どうぶつスペクタクル

 視覚論濫読シリーズその2。

見るということ (ちくま学芸文庫)

見るということ (ちくま学芸文庫)

 ジョン・バージャー。1926年生まれ。美術批評家にして小説家・脚本家。恐ろしい名著である。とりあえず、第一章の「なぜ動物を見るのか?」に圧倒され、めまいを覚えるべし。翻訳で30頁あまりのエッセイに、「人間と動物」の人類史が詰め込んである。

 動物を見るといえば、最近は「タマちゃん」を嚆矢とする「場違い動物フィーバー」が盛んであったが、あれは動物園というスペクタクル形式のいわば裏面としての暴動のようなものなのだろう。「場違い動物」の多くは自然環境の変化が原因なのだから、たとえば里に下りてきて人を襲う熊も、「タマちゃん」的スペクタクルの対象になったっておかしくないのに、そうはならない。

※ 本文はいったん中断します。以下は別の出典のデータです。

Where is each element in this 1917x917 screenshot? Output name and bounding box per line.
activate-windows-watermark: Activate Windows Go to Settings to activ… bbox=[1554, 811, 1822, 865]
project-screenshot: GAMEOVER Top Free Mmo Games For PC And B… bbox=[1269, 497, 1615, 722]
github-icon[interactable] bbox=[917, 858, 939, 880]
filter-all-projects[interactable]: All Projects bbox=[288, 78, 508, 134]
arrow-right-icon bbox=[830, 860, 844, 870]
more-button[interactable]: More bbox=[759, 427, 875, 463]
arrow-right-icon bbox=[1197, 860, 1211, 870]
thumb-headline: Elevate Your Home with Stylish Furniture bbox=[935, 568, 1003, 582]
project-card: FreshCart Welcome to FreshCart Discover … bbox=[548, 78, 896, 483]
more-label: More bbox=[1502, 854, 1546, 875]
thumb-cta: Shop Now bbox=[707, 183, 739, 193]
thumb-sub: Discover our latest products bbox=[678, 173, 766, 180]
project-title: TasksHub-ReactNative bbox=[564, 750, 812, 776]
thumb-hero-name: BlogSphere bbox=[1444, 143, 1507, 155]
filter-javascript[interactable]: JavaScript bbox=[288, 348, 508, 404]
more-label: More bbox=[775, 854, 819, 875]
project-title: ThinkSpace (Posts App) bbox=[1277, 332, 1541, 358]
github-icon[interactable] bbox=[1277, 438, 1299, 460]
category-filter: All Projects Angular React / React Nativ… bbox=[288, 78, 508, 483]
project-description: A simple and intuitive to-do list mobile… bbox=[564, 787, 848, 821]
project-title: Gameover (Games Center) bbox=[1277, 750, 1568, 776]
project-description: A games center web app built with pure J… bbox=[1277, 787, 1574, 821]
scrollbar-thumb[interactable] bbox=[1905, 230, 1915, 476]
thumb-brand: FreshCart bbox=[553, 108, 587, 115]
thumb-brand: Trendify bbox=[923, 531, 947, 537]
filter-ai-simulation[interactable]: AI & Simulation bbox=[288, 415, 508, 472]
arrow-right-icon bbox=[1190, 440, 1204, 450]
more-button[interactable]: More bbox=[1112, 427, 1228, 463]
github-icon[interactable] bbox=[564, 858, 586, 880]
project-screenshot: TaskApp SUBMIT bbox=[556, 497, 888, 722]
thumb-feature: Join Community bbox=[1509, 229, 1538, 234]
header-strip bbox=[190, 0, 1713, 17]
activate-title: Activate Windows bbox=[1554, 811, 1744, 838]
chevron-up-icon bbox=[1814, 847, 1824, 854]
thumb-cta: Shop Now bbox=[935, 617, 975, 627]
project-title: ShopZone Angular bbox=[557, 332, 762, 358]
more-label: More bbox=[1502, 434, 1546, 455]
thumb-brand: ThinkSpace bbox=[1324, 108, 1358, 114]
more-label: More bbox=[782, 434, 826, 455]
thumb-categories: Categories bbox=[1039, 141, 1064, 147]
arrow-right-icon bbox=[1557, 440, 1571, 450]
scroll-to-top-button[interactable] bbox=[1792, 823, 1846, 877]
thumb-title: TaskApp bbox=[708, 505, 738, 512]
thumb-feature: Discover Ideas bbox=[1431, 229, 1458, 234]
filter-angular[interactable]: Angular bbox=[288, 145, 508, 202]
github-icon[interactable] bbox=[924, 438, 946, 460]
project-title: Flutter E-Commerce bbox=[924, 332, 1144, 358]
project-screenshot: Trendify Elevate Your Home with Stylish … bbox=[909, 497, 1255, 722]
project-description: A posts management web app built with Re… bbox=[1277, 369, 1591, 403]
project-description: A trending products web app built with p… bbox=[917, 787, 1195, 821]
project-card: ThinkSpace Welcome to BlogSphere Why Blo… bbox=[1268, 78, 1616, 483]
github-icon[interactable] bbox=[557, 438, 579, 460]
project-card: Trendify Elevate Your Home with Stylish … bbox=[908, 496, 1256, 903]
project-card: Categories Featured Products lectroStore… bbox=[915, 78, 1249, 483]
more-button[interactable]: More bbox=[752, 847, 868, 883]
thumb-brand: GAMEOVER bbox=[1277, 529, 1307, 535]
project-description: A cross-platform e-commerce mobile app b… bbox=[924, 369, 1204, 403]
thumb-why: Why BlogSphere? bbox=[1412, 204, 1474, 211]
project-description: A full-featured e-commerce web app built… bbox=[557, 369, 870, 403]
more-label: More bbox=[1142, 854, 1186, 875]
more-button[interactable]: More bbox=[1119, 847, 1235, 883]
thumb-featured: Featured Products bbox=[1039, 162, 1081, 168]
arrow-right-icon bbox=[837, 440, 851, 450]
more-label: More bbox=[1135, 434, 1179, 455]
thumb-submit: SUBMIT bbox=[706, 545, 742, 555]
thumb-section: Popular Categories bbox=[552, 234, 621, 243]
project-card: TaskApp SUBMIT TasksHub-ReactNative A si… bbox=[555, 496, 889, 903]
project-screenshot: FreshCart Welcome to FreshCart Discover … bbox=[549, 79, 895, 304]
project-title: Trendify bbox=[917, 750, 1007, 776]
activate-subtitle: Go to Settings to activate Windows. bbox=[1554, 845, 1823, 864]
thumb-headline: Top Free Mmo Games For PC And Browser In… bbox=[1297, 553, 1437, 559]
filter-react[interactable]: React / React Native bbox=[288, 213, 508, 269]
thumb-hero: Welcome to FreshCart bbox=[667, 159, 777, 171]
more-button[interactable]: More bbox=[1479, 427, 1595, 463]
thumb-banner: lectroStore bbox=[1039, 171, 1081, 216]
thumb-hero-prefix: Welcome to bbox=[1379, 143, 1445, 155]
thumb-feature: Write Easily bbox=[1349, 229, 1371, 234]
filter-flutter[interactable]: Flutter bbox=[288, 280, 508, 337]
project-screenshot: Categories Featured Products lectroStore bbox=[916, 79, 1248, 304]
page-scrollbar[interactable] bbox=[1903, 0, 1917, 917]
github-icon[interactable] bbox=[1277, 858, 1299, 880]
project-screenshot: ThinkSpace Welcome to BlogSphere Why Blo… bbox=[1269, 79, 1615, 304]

 そういえば昔、私の実家の屋根裏に、スズメバチの巨大な巣ができて、なんとローカルテレビでニュースになった。よほどその日は話題がなかったのだろう。ちなみに私はよく蜂にさされていて、スズメバチ2回(一度は後頭部、一度は腕)、アシナガバチ1回(額)、ミツバチ1回(足)という記録を保持している。